Error modeling for surrogates of dynamical systems using machine learning

Sumeet Trehan,Kevin Carlberg,Louis J. Durlofsky
DOI: https://doi.org/10.48550/arXiv.1701.03240
2017-06-01
Abstract:A machine-learning-based framework for modeling the error introduced by surrogate models of parameterized dynamical systems is proposed. The framework entails the use of high-dimensional regression techniques (e.g., random forests, LASSO) to map a large set of inexpensively computed `error indicators' (i.e., features) produced by the surrogate model at a given time instance to a prediction of the surrogate-model error in a quantity of interest (QoI). This eliminates the need for the user to hand-select a small number of informative features. The methodology requires a training set of parameter instances at which the time-dependent surrogate-model error is computed by simulating both the high-fidelity and surrogate models. Using these training data, the method first determines regression-model locality (via classification or clustering), and subsequently constructs a `local' regression model to predict the time-instantaneous error within each identified region of feature space. We consider two uses for the resulting error model: (1) as a correction to the surrogate-model QoI prediction at each time instance, and (2) as a way to statistically model arbitrary functions of the time-dependent surrogate-model error (e.g., time-integrated errors). We apply the proposed framework to model errors in reduced-order models of nonlinear oil--water subsurface flow simulations. The reduced-order models used in this work entail application of trajectory piecewise linearization with proper orthogonal decomposition. When the first use of the method is considered, numerical experiments demonstrate consistent improvement in accuracy in the time-instantaneous QoI prediction relative to the original surrogate model, across a large number of test cases. When the second use is considered, results show that the proposed method provides accurate statistical predictions of the time- and well-averaged errors.
Numerical Analysis
What problem does this paper attempt to address?

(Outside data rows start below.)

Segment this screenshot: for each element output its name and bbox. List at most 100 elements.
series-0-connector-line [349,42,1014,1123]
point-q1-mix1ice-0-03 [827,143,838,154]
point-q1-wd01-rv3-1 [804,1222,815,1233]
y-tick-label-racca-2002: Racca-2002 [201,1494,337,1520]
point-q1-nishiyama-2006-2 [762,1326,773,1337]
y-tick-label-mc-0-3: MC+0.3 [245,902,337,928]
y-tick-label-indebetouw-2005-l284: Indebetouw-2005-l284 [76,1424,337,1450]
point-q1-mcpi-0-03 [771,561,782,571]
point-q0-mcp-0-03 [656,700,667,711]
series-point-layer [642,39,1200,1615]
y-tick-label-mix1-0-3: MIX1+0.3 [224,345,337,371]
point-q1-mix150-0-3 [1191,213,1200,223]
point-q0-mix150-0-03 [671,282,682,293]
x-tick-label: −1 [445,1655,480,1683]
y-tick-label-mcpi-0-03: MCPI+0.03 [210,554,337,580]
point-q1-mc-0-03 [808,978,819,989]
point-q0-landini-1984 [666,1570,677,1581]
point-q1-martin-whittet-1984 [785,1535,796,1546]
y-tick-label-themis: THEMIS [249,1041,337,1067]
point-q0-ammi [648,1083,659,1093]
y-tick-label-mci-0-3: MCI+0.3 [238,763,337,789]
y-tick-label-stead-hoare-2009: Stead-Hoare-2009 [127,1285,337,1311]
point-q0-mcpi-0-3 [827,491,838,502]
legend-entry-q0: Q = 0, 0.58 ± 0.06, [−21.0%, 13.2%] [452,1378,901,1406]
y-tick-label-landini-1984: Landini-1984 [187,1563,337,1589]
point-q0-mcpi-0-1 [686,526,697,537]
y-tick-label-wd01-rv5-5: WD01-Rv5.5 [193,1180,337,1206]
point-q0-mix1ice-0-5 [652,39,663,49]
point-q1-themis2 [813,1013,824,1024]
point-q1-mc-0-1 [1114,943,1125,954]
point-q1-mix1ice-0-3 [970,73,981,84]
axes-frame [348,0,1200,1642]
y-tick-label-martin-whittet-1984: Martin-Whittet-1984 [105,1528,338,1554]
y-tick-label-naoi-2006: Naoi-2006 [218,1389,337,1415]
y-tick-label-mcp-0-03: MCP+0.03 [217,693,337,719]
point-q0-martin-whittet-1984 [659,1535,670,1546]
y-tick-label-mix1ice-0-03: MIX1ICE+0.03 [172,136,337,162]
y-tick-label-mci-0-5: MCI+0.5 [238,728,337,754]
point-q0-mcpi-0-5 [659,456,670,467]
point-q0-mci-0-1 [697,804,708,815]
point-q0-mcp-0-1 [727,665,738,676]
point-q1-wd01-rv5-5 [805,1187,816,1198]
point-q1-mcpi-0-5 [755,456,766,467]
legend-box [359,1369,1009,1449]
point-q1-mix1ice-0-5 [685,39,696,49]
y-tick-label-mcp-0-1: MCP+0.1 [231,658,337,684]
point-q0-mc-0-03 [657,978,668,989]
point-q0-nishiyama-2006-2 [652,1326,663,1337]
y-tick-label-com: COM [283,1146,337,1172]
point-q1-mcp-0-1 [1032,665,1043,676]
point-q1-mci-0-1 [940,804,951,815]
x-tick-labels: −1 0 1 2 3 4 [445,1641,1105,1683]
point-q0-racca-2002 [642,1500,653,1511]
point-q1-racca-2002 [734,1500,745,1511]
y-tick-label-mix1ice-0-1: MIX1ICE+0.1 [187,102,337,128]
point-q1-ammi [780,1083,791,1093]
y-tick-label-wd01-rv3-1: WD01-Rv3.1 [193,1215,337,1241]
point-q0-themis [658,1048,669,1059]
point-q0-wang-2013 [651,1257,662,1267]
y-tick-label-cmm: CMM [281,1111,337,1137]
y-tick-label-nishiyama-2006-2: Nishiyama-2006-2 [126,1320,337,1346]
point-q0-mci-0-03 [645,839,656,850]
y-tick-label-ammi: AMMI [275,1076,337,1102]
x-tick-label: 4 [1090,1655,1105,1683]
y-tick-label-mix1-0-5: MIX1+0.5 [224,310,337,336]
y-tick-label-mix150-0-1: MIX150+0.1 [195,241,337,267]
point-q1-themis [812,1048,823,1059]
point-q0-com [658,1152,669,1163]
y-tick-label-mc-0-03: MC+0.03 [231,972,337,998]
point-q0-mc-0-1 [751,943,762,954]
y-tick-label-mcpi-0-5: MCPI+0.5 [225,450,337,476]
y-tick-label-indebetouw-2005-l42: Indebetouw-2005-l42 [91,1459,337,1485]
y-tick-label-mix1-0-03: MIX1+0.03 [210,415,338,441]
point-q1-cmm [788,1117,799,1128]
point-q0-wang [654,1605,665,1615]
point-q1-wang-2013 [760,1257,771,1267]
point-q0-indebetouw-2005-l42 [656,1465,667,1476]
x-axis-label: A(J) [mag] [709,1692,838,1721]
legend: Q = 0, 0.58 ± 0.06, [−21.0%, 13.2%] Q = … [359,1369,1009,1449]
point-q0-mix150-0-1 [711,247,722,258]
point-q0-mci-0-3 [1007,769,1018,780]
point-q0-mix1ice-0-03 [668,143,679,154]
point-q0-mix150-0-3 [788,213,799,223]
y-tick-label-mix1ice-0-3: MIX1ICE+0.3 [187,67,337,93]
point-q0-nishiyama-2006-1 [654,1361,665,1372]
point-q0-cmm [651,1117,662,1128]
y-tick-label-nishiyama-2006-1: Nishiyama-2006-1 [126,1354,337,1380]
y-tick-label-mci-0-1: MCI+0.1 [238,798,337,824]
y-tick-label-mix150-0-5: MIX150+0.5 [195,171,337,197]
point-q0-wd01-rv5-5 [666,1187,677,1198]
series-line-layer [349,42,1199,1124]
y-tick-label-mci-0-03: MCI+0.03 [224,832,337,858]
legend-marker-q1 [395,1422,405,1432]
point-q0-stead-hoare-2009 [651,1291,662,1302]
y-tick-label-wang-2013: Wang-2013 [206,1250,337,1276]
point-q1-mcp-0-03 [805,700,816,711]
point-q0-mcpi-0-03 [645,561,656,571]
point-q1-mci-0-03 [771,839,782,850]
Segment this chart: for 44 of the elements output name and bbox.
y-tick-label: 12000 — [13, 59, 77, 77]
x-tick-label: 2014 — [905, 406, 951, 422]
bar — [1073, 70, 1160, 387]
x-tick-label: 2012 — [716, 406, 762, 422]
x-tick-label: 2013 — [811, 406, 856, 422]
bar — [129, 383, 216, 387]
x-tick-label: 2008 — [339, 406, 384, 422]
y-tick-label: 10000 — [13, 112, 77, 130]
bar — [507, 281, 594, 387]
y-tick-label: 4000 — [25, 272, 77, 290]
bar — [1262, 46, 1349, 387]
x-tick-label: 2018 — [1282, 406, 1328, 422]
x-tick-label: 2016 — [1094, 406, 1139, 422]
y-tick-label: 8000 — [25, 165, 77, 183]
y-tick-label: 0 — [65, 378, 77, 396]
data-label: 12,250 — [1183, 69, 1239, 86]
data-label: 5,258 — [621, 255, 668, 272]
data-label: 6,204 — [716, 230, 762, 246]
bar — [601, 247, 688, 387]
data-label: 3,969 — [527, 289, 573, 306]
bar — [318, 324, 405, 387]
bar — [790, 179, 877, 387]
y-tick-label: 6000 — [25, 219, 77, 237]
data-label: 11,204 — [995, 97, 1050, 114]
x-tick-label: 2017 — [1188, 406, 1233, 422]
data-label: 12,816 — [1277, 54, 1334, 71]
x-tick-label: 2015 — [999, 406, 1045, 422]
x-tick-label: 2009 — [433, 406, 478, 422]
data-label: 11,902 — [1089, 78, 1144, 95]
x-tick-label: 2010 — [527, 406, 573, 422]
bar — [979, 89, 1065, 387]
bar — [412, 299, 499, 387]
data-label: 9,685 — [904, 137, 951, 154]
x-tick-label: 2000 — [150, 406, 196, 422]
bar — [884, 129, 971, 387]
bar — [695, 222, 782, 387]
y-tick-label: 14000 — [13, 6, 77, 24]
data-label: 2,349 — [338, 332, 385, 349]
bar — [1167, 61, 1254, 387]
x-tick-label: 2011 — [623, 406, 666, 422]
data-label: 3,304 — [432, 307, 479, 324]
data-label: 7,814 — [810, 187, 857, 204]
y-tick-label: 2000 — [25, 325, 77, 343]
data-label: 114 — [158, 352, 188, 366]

The problem that this paper attempts to solve is the error - modeling problem introduced when using surrogate models in parameterized dynamic systems. Specifically, the author proposes a machine - learning - based framework to predict the errors caused by these surrogate models, especially the errors on the Quantity of Interest (QoI). This framework uses high - dimensional regression techniques (such as random forests, LASSO, etc.) to map a large number of "error indicators" (i.e., features) generated by the surrogate model at a certain point in time to the prediction of the surrogate model error. This eliminates the need for users to manually select a small number of useful features. This method requires a training set that contains parameter instances through which the surrogate model errors that change over time can be calculated, that is, simultaneously simulating the results of the high - fidelity model and the surrogate model. Using this training data, the method first determines the locality of the regression model (through classification or clustering), and then constructs "local" regression models to predict the instantaneous errors within each identified feature - space region. The main contribution of the paper lies in providing an automated method that does not require manual feature selection to quantify the errors of surrogate models, which is of great significance for improving the accuracy and reliability of surrogate models. In addition, this method is applicable to multiple types of physically - based surrogate models and can be applied in two ways: one is as a correction for the QoI prediction of the surrogate model; the other is for statistically modeling the time - dependent surrogate model errors of arbitrary functions (for example, time - integration errors). The paper demonstrates the effectiveness of this method in reducing errors through numerical experiments, especially when dealing with reduced - order models in nonlinear oil - water subsurface flow simulations.